Dawn Brown is the helpline director for the National Alliance on Mental Illness, an organization that functions as a switchboard operator at the nexus of mental health resources and individuals seeking help. She has seen a spike in phone calls to the organization. Line operators have expected higher volume, Brown says, which occurs with every natural disaster or celebrity death. “It’s not going to get better before it gets worse,” she says.
I asked Brown about who might be most vulnerable to more intense symptoms during this time. Those with OCD and anxiety, she said, and also those who suffer from schizophrenia and bipolar disorder. “They are at greater risk of acquiring the virus, as well as having poor outcomes,” Brown says. “They’re often over-represented in the homeless population or have unstable housing. Also incarcerated people because they lack treatment facilitates.” (My colleague Nathalie Baptiste recently reported on this.) The close proximity those populations find themselves in make a “perfect storm” for coronavirus spread. When it comes to immediate steps to address severe vulnerability, Brown echoes Kuller: Seek help.
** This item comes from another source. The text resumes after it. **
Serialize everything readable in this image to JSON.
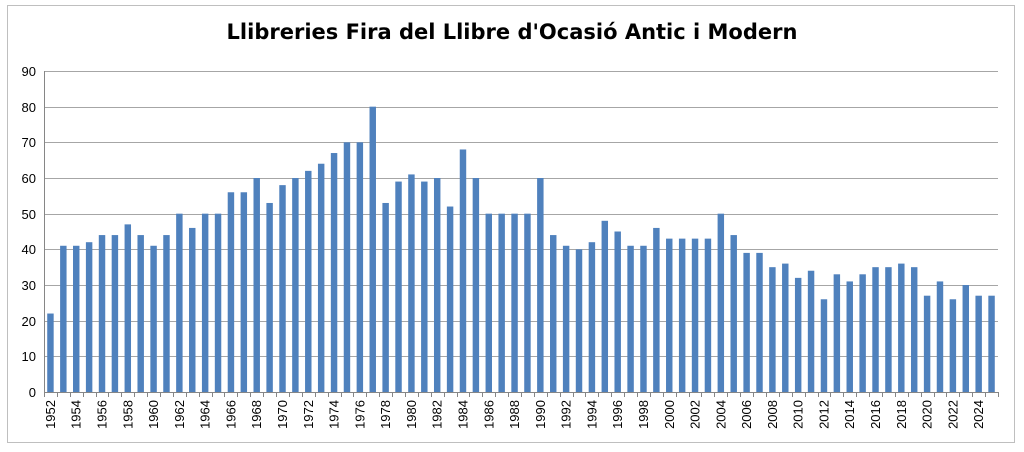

This is a time when general anxiety is heightened, and one key in addressing it is to be clear about the nature of the danger; staying informed with updates from verifiable sources, like the CDC, can help contextualize individual vulnerability. “Let’s stay reasonable,” Alvord says. “Take precautions as we can, but we have to manage uncertainty. There’s a lot of uncertainty in life in general. The more we can tolerate, the better off we’ll be.”